Korman v. Korman 2015 ONCA 578 is an example of the Court of Appeal correcting a trial judge’s mis-reading of evidence and his mis-interpretation of the resulting trust rules under the Family Law Act.

Korman is the case that explains that spouses generally get to share the post-separation value increase in the matrimonial home.

The trial judge Clifford S. Nelson, would have it otherwise. So much so that he ‘read’ the wife’s evidence to say more than it said. Whereas she actually said: ‘we can share equally’

The judge decided that this meant: ‘we can share equally as long as he includes his company shares and if he doesn’t include his company shares I’m not including the matrimonial home.’ (para. 34)

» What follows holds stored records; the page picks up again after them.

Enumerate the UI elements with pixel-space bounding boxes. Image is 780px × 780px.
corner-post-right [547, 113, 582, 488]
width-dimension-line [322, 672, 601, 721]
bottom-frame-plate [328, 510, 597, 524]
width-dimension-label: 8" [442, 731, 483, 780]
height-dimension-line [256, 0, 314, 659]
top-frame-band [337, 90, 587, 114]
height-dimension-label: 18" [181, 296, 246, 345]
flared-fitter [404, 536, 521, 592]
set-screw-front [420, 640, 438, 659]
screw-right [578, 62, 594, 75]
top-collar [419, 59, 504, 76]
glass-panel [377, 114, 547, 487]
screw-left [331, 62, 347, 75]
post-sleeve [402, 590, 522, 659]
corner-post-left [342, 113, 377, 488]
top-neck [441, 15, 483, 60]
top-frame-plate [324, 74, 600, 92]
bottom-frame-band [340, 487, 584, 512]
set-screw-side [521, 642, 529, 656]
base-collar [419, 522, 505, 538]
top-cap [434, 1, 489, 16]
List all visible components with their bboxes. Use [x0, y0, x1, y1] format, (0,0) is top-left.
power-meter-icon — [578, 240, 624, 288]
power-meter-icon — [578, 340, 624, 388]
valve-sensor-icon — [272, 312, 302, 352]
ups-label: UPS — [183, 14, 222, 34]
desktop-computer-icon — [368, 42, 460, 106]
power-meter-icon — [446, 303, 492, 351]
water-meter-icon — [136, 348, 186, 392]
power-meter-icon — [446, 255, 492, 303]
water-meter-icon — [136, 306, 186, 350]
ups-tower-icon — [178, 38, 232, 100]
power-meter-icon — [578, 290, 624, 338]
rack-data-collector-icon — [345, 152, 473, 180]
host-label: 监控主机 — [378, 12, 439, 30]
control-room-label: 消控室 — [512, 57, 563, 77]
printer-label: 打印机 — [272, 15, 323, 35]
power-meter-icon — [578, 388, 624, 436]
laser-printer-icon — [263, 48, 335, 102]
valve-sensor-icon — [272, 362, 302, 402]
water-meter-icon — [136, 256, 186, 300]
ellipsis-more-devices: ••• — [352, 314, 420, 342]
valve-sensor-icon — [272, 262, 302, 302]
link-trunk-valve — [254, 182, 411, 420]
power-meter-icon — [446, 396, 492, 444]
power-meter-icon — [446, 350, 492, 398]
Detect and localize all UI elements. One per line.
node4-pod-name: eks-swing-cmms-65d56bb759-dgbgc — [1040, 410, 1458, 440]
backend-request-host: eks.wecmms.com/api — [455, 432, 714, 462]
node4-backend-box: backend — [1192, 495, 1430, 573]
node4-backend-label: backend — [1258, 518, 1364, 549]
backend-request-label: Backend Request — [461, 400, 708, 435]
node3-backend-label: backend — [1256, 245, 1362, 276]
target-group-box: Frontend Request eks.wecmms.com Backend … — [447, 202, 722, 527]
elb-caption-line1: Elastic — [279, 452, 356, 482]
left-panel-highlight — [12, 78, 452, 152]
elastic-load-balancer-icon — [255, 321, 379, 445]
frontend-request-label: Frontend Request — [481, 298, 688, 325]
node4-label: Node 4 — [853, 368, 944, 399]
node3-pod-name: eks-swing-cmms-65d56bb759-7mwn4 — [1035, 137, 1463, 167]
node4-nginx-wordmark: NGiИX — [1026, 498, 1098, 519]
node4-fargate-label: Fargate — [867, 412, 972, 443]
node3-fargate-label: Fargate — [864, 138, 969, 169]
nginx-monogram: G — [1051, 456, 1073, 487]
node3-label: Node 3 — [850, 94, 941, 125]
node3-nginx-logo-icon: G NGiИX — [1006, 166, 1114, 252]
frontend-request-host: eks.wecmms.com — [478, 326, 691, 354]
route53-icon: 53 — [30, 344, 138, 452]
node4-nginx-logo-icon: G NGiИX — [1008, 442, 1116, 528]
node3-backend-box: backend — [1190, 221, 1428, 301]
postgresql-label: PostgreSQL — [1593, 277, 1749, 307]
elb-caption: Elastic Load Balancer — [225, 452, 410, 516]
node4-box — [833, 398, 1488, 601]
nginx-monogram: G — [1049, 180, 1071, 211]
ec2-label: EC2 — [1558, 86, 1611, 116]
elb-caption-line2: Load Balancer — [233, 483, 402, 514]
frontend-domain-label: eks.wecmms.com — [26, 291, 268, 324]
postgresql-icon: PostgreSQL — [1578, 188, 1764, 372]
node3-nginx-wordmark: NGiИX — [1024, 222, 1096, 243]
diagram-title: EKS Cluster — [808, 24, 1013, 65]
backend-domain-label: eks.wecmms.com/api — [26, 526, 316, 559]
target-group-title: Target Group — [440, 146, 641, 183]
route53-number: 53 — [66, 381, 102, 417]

The court of appeal determined that that this ‘inferential gloss’ was an error (para. 35). Nelson J. didn’t even know how to proceed, stepwise, under the Family Law Act. (para. 28)

What Nelson J. was supposed to have done first, was to decide whether the wife has met her onus to prove that the house was a ‘gift’ from the husband. Nelson of course, readily determined ‘gift’. Why? Because husband put the house in her name to avoid creditors.

Just because you put the house in the wife’s name to escape creditors does not mean you are gifting her the house! (para 32).

s.10 of the Family Law Act maintains the husband’s 50% interest in the house despite that he put it in her name to avoid creditors.

Nelson decided it was a gift which meant that the house was hers and he didn’t share in any part of the post-separation value increase.

The Court of Appeal said No! He is deemed to own half-the house unless and until she meets her onus of proving gift. A creditor-avoidance maneuver is not enough to prove gift.